Потому что, когда в первый раз его прочитал, я уже знал, что папка — живой, мне тогда, дураку, больше всего жалелось, что отцу не дали Героя. Но к тому времени я все же прочитал «Черемыш — брат героя» и сам дотумкал, какое было бы тяжелое дело считаться сыном такого отца. А потом, когда сделался известным на всю школу дезорганизатором, нарушителем и бузотером, я думал, что, может, оно и к лучшему — для меня, — что папке присвоили не Героя, а лишь дали Красное Знамя? Какой я бы был ему сын, он бы меня просто выгнал.

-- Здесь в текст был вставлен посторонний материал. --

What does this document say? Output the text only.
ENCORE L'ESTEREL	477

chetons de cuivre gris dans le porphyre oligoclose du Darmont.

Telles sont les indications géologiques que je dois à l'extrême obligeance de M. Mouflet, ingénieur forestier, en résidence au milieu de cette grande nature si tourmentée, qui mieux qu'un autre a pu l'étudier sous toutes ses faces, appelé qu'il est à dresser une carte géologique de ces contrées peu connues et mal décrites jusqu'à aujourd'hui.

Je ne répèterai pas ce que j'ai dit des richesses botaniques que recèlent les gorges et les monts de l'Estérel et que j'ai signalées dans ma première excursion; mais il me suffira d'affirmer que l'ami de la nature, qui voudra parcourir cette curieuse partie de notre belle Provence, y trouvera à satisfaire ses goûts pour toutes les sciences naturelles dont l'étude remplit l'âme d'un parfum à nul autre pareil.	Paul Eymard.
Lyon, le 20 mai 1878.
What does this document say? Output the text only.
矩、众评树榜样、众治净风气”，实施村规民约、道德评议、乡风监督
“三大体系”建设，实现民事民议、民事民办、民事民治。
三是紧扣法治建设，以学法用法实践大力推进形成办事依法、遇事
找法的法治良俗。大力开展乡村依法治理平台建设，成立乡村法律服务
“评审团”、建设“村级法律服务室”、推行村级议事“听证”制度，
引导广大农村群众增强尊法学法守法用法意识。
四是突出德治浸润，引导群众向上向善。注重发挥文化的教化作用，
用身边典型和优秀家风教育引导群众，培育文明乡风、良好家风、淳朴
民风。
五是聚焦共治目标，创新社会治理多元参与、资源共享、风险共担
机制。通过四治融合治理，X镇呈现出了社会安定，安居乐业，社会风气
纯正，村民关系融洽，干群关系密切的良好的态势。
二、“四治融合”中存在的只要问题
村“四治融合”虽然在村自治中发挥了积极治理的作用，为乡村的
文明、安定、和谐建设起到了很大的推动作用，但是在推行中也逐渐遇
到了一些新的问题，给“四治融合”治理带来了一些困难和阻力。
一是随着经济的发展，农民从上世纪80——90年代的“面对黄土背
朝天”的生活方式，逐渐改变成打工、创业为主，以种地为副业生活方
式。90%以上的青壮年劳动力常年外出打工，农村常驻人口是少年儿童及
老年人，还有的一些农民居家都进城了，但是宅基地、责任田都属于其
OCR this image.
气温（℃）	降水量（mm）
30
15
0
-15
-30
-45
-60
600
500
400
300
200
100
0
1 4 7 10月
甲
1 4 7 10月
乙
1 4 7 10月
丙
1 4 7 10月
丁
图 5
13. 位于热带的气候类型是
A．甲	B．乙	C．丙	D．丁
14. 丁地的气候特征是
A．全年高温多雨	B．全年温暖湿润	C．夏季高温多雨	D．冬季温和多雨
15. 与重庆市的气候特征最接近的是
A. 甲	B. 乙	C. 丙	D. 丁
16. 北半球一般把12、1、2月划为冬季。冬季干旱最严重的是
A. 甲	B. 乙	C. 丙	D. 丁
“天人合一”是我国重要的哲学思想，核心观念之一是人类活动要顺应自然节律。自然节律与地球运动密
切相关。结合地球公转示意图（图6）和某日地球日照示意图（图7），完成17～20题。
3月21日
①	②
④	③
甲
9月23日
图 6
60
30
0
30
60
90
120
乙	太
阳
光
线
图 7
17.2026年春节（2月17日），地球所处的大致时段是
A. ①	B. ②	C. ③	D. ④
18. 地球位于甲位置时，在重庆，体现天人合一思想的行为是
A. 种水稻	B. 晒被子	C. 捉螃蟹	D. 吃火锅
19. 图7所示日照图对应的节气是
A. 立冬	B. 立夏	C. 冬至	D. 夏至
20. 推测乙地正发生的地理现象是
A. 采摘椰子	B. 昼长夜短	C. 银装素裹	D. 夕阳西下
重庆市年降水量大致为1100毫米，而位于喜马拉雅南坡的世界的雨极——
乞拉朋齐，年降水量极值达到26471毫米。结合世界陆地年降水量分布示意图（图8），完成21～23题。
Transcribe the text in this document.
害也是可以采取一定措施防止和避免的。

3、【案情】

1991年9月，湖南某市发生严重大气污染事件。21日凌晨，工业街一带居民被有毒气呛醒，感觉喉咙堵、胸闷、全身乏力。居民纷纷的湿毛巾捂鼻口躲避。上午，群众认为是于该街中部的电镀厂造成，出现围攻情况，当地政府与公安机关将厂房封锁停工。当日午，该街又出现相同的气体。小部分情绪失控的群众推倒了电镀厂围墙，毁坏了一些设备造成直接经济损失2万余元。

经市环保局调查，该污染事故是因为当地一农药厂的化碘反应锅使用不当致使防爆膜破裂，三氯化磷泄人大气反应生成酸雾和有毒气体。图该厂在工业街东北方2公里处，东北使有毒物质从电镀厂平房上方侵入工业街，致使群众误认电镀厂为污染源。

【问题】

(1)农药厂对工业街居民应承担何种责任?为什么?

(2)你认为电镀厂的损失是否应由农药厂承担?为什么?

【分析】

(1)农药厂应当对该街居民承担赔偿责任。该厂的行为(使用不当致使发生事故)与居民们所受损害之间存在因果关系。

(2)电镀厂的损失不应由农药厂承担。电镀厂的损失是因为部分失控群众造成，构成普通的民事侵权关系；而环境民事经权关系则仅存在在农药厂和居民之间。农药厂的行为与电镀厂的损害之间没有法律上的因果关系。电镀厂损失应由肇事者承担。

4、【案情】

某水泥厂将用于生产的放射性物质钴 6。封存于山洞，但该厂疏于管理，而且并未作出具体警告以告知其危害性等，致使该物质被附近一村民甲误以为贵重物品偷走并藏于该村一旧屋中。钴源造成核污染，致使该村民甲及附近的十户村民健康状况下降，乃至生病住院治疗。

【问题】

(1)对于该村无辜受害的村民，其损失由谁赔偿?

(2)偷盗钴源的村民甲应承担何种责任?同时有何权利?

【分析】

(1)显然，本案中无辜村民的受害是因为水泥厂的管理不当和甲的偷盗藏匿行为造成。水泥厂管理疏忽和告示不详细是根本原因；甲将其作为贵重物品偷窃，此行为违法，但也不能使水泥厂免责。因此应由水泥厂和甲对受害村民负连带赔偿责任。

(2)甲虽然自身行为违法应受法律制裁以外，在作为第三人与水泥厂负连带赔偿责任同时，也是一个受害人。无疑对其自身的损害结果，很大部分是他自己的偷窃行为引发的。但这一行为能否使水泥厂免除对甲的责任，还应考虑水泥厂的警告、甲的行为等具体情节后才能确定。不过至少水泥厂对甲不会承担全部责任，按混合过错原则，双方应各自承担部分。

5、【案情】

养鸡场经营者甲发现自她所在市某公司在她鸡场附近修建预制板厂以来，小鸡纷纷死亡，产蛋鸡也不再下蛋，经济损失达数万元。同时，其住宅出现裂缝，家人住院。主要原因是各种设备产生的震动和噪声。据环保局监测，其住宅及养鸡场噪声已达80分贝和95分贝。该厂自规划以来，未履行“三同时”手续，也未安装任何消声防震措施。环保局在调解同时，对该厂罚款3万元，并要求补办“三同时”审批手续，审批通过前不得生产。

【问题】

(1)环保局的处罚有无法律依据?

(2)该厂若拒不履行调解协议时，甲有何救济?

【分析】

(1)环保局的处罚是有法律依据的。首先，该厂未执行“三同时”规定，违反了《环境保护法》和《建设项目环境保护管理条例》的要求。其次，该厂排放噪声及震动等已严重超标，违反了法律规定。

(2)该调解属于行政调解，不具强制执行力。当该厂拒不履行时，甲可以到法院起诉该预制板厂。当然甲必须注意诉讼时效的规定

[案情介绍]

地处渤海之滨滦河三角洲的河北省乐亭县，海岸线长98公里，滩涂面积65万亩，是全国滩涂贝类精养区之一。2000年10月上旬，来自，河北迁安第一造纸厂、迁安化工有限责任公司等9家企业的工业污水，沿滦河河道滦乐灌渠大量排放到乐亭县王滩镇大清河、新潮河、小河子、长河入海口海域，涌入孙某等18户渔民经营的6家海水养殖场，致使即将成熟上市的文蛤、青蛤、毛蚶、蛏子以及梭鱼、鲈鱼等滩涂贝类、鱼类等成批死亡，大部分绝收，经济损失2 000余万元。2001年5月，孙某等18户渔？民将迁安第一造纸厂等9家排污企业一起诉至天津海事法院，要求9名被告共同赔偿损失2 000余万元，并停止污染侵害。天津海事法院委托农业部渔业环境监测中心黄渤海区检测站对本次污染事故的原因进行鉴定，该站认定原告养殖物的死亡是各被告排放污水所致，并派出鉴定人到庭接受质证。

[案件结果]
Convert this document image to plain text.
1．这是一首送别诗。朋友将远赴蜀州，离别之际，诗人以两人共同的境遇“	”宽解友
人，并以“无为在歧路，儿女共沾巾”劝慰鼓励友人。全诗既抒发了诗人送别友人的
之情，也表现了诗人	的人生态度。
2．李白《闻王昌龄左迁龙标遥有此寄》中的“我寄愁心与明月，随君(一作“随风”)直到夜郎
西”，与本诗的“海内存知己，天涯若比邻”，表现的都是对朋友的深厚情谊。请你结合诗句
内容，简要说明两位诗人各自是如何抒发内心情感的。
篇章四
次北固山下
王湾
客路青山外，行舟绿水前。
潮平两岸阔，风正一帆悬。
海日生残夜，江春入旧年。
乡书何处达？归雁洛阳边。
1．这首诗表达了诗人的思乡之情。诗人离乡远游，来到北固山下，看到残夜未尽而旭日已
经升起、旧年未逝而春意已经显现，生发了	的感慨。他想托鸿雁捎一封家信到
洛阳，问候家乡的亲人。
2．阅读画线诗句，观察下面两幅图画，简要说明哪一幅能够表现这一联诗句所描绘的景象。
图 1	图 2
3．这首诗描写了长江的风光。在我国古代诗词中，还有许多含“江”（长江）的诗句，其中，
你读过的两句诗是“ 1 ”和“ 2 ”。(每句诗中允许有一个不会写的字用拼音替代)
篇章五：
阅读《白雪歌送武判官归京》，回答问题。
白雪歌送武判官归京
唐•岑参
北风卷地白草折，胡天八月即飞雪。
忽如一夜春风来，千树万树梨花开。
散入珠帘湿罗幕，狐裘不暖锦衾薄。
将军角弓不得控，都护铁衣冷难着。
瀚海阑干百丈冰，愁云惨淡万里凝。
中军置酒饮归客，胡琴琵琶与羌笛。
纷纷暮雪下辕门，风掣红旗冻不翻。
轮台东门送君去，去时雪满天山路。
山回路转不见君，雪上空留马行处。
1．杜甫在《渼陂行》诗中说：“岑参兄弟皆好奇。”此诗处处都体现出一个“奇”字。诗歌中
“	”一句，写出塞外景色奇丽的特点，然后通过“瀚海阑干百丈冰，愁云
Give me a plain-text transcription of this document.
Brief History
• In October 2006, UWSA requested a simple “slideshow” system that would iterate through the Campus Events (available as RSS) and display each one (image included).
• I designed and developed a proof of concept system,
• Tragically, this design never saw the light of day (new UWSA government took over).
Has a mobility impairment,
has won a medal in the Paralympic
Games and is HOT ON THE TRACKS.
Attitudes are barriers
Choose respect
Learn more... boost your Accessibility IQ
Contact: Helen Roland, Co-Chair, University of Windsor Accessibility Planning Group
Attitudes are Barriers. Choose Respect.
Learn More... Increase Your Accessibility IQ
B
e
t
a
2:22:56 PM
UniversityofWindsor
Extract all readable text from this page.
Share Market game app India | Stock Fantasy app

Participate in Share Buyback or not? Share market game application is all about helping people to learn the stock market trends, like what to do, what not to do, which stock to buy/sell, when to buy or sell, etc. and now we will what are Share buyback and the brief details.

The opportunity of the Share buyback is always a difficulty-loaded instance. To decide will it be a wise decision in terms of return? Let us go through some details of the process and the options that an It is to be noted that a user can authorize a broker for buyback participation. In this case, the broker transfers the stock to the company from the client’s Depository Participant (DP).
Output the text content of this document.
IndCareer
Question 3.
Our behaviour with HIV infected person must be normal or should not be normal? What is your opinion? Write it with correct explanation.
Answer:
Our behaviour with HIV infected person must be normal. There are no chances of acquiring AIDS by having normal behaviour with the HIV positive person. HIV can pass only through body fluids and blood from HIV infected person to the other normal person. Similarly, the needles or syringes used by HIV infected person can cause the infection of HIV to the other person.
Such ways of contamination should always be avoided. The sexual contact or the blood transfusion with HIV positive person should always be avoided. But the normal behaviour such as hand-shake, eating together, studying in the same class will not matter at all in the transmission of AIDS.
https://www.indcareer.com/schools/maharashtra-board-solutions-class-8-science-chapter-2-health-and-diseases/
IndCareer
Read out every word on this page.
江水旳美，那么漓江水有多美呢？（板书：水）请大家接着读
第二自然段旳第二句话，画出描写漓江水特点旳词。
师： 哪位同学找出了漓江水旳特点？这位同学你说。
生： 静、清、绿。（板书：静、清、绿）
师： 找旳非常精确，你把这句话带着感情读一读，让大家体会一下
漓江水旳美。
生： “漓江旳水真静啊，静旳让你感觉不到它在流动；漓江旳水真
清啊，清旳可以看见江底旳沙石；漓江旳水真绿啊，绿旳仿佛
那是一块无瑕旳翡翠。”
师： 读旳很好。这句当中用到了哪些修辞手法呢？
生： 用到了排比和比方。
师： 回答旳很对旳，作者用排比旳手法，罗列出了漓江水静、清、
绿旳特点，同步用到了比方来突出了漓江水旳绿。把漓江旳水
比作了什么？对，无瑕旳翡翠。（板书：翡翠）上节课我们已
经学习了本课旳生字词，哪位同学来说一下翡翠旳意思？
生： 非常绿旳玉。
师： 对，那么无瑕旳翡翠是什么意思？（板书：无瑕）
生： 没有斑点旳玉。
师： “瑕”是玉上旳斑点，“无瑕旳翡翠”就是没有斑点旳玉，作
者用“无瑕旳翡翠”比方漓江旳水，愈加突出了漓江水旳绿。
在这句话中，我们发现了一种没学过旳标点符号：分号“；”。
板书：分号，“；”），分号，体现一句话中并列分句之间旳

Ну, многим своим ребятам, в том числе и тем же обоим Горбункам, я, конечно, показывал это письмо, и для них эдак-то оказалось даже и интереснее, чем если бы отцу все-таки присвоили Героя. На меня кое-кто стал смотреть по-другому.

А получилось так. Отец был уже тяжело ранен. Бойцов у него оставалось двое, Мухаметшин да Денисов, тоже раненый. Отец временами терял сознание, драться больше не мог. Тогда те красноармейцы, оставив ему два патрона в личном оружии, спрятали отца в подполе, за какими-то бочками: чувствовали, что немцы опять попрут в атаку, и не отбиться.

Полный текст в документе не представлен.